Costs are predictable:

  • Workers AI: billed per 1K tokens (pricing varies by model). My prompts are small, and answers are concise. This keeps numbers low.
  • Pages Functions: modest runtime for HTML form posts.
  • No egress for heavy assets: there’s no shipping of model weights to the client.

Put differently: I pay per answer, not per visitor. The static pages remain free to browse at CDN speed.


If you want to replicate this

Here’s the checklist I’d use if I were starting from scratch:

  1. Build your site with Zola (or your static generator of choice). Add an /ask page that renders a standard HTML form.
  2. Write a function to handle GET/POST. On POST: load your corpus index, retrieve top documents, craft a cautious system prompt, call Workers AI, and inject the answer into the same HTML.
  3. Generate a build‑time index of your content. Start with TF‑IDF; you can upgrade to embeddings later.
  4. Lock down your CSP. Keep script-src 'none'. Allow only form-action 'self'.
  5. Add a pre‑commit hook (or CI job) to keep the index fresh whenever content changes.
  6. Test against your dev domain, then tune WAF for production.

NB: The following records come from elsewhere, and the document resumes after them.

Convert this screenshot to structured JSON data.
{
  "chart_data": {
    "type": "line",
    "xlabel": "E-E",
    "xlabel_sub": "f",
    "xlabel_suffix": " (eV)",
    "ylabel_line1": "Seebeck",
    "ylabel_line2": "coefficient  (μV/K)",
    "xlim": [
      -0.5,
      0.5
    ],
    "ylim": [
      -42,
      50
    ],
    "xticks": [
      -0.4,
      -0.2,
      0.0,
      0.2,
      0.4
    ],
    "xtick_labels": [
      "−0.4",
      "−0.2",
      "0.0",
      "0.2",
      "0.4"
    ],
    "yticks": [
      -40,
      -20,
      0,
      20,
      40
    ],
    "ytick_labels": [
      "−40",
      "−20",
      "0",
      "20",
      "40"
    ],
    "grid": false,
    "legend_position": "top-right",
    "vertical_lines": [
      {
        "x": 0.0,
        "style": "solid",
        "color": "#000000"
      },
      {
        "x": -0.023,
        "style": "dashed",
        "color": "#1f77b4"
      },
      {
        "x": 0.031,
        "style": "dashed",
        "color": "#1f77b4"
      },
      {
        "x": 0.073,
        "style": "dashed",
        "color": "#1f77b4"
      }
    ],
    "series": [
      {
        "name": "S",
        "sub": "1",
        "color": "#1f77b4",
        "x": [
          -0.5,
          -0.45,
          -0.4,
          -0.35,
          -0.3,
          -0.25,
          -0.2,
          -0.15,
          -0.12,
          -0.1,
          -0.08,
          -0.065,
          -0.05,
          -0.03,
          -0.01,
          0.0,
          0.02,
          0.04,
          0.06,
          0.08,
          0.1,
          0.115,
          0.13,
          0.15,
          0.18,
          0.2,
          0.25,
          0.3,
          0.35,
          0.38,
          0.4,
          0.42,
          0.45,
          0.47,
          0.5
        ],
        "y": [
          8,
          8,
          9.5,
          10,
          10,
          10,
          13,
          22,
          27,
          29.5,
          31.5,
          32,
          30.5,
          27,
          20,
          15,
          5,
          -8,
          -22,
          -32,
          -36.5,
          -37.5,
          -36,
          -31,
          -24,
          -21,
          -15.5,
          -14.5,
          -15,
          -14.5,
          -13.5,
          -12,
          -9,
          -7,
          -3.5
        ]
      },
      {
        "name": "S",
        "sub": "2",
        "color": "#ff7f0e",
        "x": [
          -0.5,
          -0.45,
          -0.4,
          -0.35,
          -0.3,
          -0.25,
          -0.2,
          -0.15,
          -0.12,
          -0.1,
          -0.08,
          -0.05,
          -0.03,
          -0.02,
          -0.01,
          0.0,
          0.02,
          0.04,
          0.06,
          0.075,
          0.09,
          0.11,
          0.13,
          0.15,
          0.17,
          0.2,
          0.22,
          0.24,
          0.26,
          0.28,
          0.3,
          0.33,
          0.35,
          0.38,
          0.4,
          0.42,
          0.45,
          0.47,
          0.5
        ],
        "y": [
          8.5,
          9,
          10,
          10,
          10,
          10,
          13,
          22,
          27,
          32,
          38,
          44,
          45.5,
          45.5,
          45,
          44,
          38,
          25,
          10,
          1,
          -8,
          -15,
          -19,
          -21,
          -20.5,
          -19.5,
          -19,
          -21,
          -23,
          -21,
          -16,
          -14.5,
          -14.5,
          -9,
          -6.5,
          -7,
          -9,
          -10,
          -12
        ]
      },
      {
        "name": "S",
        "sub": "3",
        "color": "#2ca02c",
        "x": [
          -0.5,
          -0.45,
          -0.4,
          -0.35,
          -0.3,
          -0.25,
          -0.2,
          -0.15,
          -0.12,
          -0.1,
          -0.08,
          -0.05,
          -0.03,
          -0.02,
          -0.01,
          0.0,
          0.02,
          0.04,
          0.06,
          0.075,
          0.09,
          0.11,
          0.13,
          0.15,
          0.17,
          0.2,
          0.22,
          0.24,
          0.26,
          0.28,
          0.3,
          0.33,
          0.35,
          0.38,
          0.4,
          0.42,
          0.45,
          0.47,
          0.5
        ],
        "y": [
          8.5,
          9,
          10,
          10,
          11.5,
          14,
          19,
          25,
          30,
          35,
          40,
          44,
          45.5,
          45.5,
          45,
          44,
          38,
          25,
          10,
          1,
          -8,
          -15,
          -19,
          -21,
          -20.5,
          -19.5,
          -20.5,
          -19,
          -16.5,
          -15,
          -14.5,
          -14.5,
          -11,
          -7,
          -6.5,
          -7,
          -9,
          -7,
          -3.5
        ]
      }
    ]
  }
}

If your priorities mirror mine—performance, privacy, readability—this design is hard to beat.


Summary

I added an AI‑powered “ask” page to a zero‑JavaScript site without compromising on speed or privacy. The trick wasn’t a fancy frontend; it was leaning into the strengths of the platform:

  • Zola renders a clean, theme‑consistent page.
  • Cloudflare Pages Functions perform retrieval and call Workers AI.
  • A tiny TF‑IDF index keeps answers grounded in the site’s content.
  • Strict CSP and no client JS mean the experience stays fast and private.

If you build websites for a living, you don’t have to choose between “modern” and “minimal.” You can have a site that loads fast, reads well, and still answers hard questions—without sending anyone’s browser on a weight‑lifting session.